All right, that’s a lie. I know exactly why I’m doing it: because I can’t get Clara to accept mine.
“Heard you’ve been pretty shitty to her,” I say quietly, even though the shower’s blasting louder than our game.
“Heard you should mind your own business.” Van whoops as he annihilates my character again. “And let’s not forget, I’m not the one who leaked a girl’s email to her therapist.”
I punch him hard enough to bruise his arm. With any luck, it’ll black out that stupid paper airplane tattoo on his shoulder. “I didn’t release it, asshole. I don’t know how it got out.”
“For real?” He sets a cigarette between his lips, readying to light it until I shove him to the balcony. We sit and slide the door shut behind us.
“Someone hacked my computer. I need to find a guy who can trace that stuff, but I don’t even know where to start.”
Blowing clouds into the skyline, Van laughs, “Bet Hurley didn’t believe that for one second, huh?”
I sigh. “Nope.”
Thing is, I can’t even blame Clara. Much as I wish she’d hear me out, I completely understand why she won’t. That screenshot of my browser is damning evidence.
Then there’s the fact that—well, I’m me.
“A bunch of people think it’s just a stunt you guys came up with,” he says, ashing over the railing like a barbarian.

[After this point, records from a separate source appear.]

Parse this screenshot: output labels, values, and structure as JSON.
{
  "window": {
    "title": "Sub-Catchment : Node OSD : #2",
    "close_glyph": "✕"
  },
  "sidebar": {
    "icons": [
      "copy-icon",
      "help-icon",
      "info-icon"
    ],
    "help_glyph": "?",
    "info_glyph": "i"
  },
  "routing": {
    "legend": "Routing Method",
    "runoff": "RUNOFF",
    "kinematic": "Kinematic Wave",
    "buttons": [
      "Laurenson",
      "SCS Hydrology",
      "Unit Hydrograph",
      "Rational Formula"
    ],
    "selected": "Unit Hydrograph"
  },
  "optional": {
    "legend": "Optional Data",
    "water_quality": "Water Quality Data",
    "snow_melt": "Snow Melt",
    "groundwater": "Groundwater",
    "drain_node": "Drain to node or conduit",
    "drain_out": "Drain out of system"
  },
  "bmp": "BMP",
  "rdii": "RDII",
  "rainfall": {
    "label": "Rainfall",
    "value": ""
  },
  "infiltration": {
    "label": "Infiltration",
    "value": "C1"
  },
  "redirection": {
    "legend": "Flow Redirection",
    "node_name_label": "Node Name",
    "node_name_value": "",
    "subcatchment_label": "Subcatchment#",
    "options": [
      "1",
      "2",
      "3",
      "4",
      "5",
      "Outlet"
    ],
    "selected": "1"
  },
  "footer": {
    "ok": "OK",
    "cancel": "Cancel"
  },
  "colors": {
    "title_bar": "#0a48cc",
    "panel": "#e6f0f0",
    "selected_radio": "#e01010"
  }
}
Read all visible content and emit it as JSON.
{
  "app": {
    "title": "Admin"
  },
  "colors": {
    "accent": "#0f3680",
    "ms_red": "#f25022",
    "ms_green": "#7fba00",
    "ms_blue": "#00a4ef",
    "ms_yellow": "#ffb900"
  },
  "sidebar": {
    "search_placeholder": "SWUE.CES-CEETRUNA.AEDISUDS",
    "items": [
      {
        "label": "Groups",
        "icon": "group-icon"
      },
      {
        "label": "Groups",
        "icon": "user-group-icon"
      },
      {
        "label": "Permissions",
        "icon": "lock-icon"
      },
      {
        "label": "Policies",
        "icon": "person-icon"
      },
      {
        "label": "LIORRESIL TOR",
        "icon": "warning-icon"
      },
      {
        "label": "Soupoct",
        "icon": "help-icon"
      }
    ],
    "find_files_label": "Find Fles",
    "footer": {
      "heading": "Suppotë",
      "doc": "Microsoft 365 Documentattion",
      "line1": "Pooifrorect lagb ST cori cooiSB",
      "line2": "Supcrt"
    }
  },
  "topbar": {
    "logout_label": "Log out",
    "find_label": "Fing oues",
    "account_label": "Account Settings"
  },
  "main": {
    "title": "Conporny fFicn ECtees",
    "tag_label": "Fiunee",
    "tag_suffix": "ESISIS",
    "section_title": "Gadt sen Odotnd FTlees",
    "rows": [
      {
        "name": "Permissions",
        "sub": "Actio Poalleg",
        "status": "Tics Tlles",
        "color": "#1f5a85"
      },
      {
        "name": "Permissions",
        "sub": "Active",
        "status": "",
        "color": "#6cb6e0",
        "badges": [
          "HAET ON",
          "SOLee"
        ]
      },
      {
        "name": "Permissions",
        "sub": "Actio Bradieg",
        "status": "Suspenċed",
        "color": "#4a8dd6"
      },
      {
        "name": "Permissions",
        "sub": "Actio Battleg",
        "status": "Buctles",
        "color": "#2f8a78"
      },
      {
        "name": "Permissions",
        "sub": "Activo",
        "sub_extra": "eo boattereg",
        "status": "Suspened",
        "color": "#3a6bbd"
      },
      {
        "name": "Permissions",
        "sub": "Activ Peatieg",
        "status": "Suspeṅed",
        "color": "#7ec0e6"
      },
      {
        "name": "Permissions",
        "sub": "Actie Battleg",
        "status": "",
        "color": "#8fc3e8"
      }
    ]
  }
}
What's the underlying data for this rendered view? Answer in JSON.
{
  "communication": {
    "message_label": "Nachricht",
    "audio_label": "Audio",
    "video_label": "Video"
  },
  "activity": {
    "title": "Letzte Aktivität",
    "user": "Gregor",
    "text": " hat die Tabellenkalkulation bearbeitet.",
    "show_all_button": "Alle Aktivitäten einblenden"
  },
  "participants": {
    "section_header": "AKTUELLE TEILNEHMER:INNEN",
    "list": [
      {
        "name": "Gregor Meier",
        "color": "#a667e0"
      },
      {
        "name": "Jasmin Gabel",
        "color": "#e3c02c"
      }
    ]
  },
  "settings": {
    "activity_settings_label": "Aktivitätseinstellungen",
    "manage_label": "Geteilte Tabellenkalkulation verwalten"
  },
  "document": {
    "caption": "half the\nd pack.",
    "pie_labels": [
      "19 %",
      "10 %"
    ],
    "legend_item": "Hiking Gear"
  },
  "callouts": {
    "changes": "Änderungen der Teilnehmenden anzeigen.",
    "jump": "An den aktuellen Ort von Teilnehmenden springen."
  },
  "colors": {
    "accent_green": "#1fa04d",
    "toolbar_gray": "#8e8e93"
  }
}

“Really, dude?” I snap, then slide him an empty glass I left out here. “And what do you mean, ‘stunt?’”
“You know, for publicity. And some are saying you hacked her email, then blackmailed her or something.”
He says it like it’s the most ridiculous option, but also like it’s the easiest one for him to buy.
And that makes it ten times harder to explain, “I didn’t hack her. She sent it to me by mistake. But the blackmail stuff…yeah. That’s true.”